“It was for my father’s sake, Philip,” said Maggie, imploringly. “Tom threatens to tell my father, and he couldn’t bear it; I have promised, I have vowed solemnly, that we will not have any intercourse without my brother’s knowledge.”

“It is enough, Maggie. I shall not change; but I wish you to hold yourself entirely free. But trust me; remember that I can never seek for anything but good to what belongs to you.”

“Yes,” said Tom, exasperated by this attitude of Philip’s, “you can talk of seeking good for her and what belongs to her now; did you seek her good before?”

“I did,—at some risk, perhaps. But I wished her to have a friend for life,—who would cherish her, who would do her more justice than a coarse and narrow-minded brother, that she has always lavished her affections on.”

“Yes, my way of befriending her is different from yours; and I’ll tell you what is my way. I’ll save her from disobeying and disgracing her father; I’ll save her from throwing herself away on you,—from making herself a laughing-stock,—from being flouted by a man like your father, because she’s not good enough for his son. You know well enough what sort of justice and cherishing you were preparing for her. I’m not to be imposed upon by fine words; I can see what actions mean. Come away, Maggie.”

He seized Maggie’s right wrist as he spoke, and she put out her left hand. Philip clasped it an instant, with one eager look, and then hurried away.

Tom and Maggie walked on in silence for some yards. He was still holding her wrist tightly, as if he were compelling a culprit from the scene of action. At last Maggie, with a violent snatch, drew her hand away, and her pent-up, long-gathered irritation burst into utterance.

“Don’t suppose that I think you are right, Tom, or that I bow to your will. I despise the feelings you have shown in speaking to Philip; I detest your insulting, unmanly allusions to his deformity. You have been reproaching other people all your life; you have been always sure you yourself are right. It is because you have not a mind large enough to see that there is anything better than your own conduct and your own petty aims.”

“Certainly,” said Tom, coolly. “I don’t see that your conduct is better, or your aims either. If your conduct, and Philip Wakem’s conduct, has been right, why are you ashamed of its being known? Answer me that. I know what I have aimed at in my conduct, and I’ve succeeded; pray, what good has your conduct brought to you or any one else?”

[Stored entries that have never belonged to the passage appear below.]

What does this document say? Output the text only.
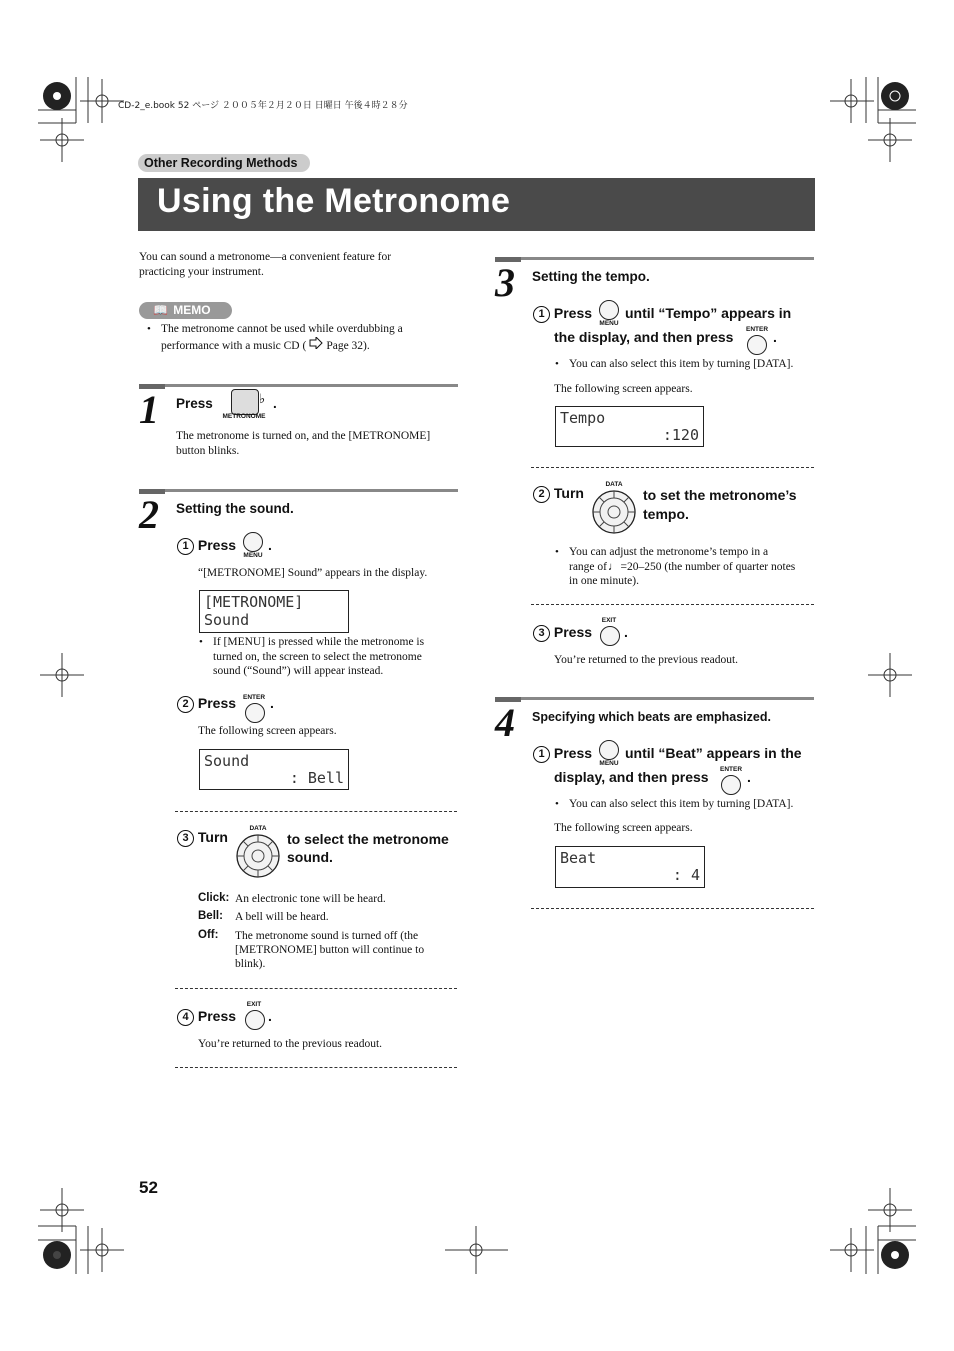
CD-2_e.book 52 ページ ２００５年２月２０日 日曜日 午後４時２８分
Other Recording Methods
Using the Metronome
You can sound a metronome—a convenient feature for
practicing your instrument.
📖 MEMO
• The metronome cannot be used while overdubbing a
performance with a music CD ( Page 32).
1 Press	♭
METRONOME
.
The metronome is turned on, and the [METRONOME]
button blinks.
2 Setting the sound.
1 Press
MENU
.
“[METRONOME] Sound” appears in the display.
[METRONOME]
Sound
• If [MENU] is pressed while the metronome is
turned on, the screen to select the metronome
sound (“Sound”) will appear instead.
2 Press	ENTER .
The following screen appears.
Sound
: Bell
3 Turn
DATA
to select the metronome
sound.
Click: An electronic tone will be heard.
Bell: A bell will be heard.
Off: The metronome sound is turned off (the
[METRONOME] button will continue to
blink).
4 Press
EXIT
.
You’re returned to the previous readout.
3 Setting the tempo.
1 Press
MENU
until “Tempo” appears in
the display, and then press	ENTER .
• You can also select this item by turning [DATA].
The following screen appears.
Tempo
:120
2 Turn
DATA
to set the metronome’s
tempo.
• You can adjust the metronome’s tempo in a
range of♩=20–250 (the number of quarter notes
in one minute).
3 Press
EXIT
.
You’re returned to the previous readout.
4 Specifying which beats are emphasized.
1 Press
MENU
until “Beat” appears in the
display, and then press	ENTER .
• You can also select this item by turning [DATA].
The following screen appears.
Beat
: 4
52
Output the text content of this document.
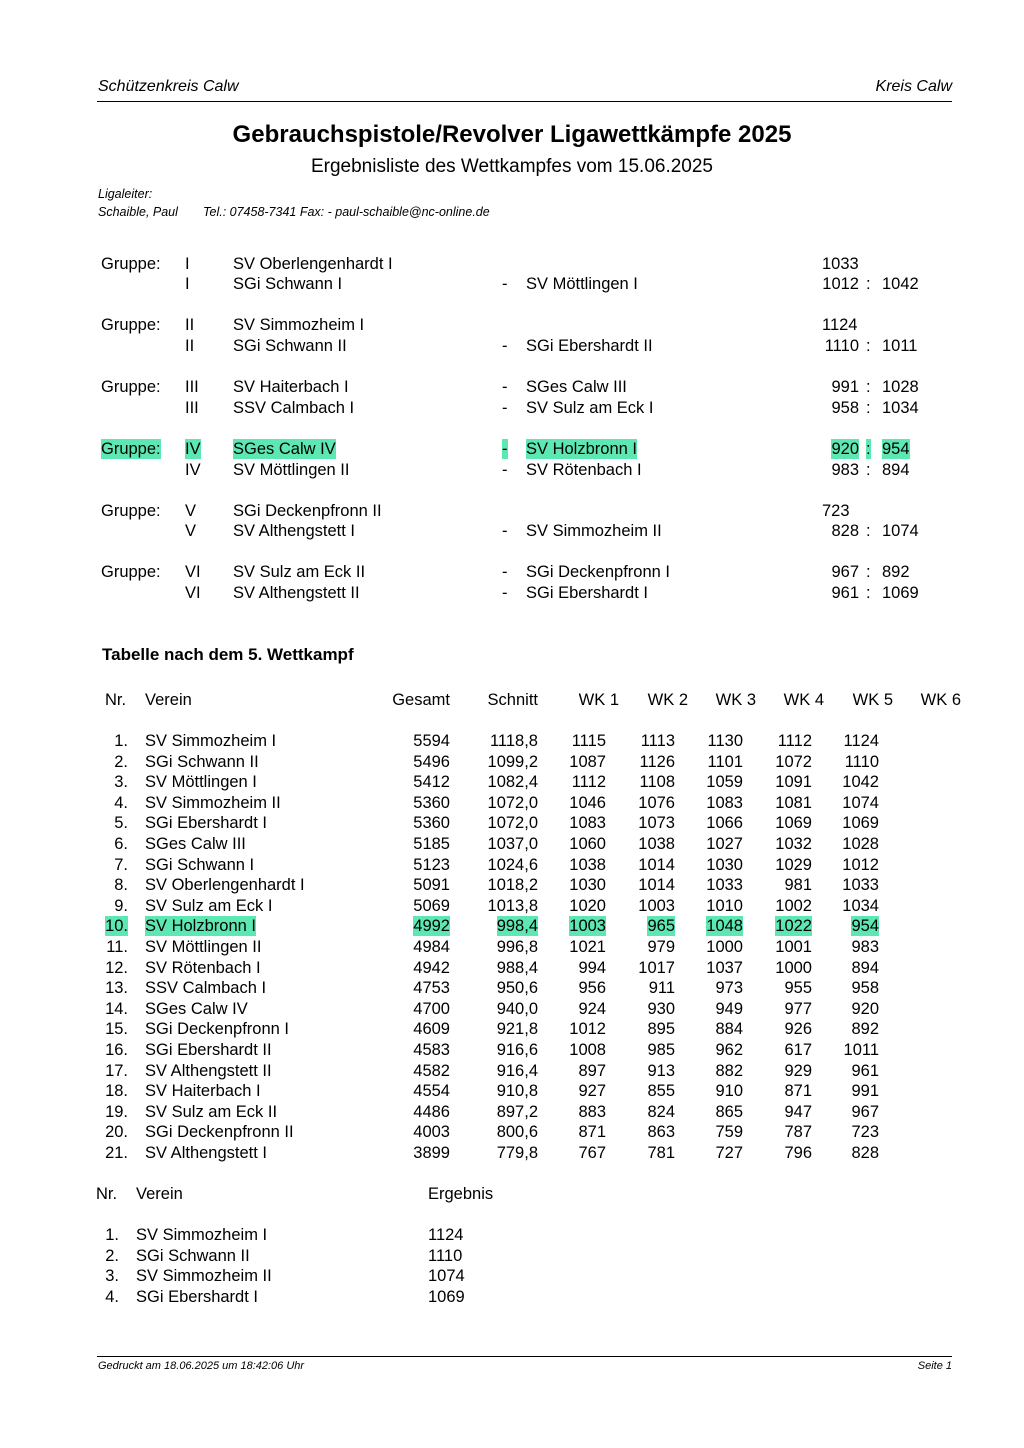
Schützenkreis Calw	Kreis Calw
Gebrauchspistole/Revolver Ligawettkämpfe 2025
Ergebnisliste des Wettkampfes vom 15.06.2025
Ligaleiter:
Schaible, Paul Tel.: 07458-7341 Fax: - paul-schaible@nc-online.de
Gruppe: I	SV Oberlengenhardt I	1033
I	SGi Schwann I	- SV Möttlingen I	1012 : 1042
Gruppe: II SV Simmozheim I	1124
II SGi Schwann II	- SGi Ebershardt II	1110 : 1011
Gruppe: III SV Haiterbach I	- SGes Calw III	991 : 1028
III SSV Calmbach I	- SV Sulz am Eck I	958 : 1034
Gruppe: IV SGes Calw IV	- SV Holzbronn I	920 : 954
IV SV Möttlingen II	- SV Rötenbach I	983 : 894
Gruppe: V SGi Deckenpfronn II	723
V SV Althengstett I	- SV Simmozheim II	828 : 1074
Gruppe: VI SV Sulz am Eck II	- SGi Deckenpfronn I	967 : 892
VI SV Althengstett II	- SGi Ebershardt I	961 : 1069
Tabelle nach dem 5. Wettkampf
Nr. Verein	Gesamt Schnitt WK 1 WK 2 WK 3 WK 4 WK 5 WK 6
1. SV Simmozheim I	5594 1118,8 1115 1113 1130 1112 1124
2. SGi Schwann II	5496 1099,2 1087 1126 1101 1072 1110
3. SV Möttlingen I	5412 1082,4 1112 1108 1059 1091 1042
4. SV Simmozheim II	5360 1072,0 1046 1076 1083 1081 1074
5. SGi Ebershardt I	5360 1072,0 1083 1073 1066 1069 1069
6. SGes Calw III	5185 1037,0 1060 1038 1027 1032 1028
7. SGi Schwann I	5123 1024,6 1038 1014 1030 1029 1012
8. SV Oberlengenhardt I	5091 1018,2 1030 1014 1033	981 1033
9. SV Sulz am Eck I	5069 1013,8 1020 1003 1010 1002 1034
10. SV Holzbronn I	4992	998,4 1003	965 1048 1022 954
11. SV Möttlingen II	4984	996,8 1021	979 1000 1001 983
12. SV Rötenbach I	4942	988,4 994 1017 1037 1000 894
13. SSV Calmbach I	4753	950,6 956	911 973	955 958
14. SGes Calw IV	4700	940,0 924	930 949	977 920
15. SGi Deckenpfronn I	4609	921,8 1012	895 884	926 892
16. SGi Ebershardt II	4583	916,6 1008	985 962	617 1011
17. SV Althengstett II	4582	916,4 897	913 882	929 961
18. SV Haiterbach I	4554	910,8 927	855 910	871 991
19. SV Sulz am Eck II	4486	897,2 883	824 865	947 967
20. SGi Deckenpfronn II	4003	800,6 871	863 759	787 723
21. SV Althengstett I	3899	779,8 767	781 727	796 828
Nr. Verein	Ergebnis
1. SV Simmozheim I	1124
2. SGi Schwann II	1110
3. SV Simmozheim II	1074
4. SGi Ebershardt I	1069
Gedruckt am 18.06.2025 um 18:42:06 Uhr	Seite 1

“I don’t want to defend myself,” said Maggie, still with vehemence: “I know I’ve been wrong,—often, continually. But yet, sometimes when I have done wrong, it has been because I have feelings that you would be the better for, if you had them. If you were in fault ever, if you had done anything very wrong, I should be sorry for the pain it brought you; I should not want punishment to be heaped on you. But you have always enjoyed punishing me; you have always been hard and cruel to me; even when I was a little girl, and always loved you better than any one else in the world, you would let me go crying to bed without forgiving me. You have no pity; you have no sense of your own imperfection and your own sins. It is a sin to be hard; it is not fitting for a mortal, for a Christian. You are nothing but a Pharisee. You thank God for nothing but your own virtues; you think they are great enough to win you everything else. You have not even a vision of feelings by the side of which your shining virtues are mere darkness!”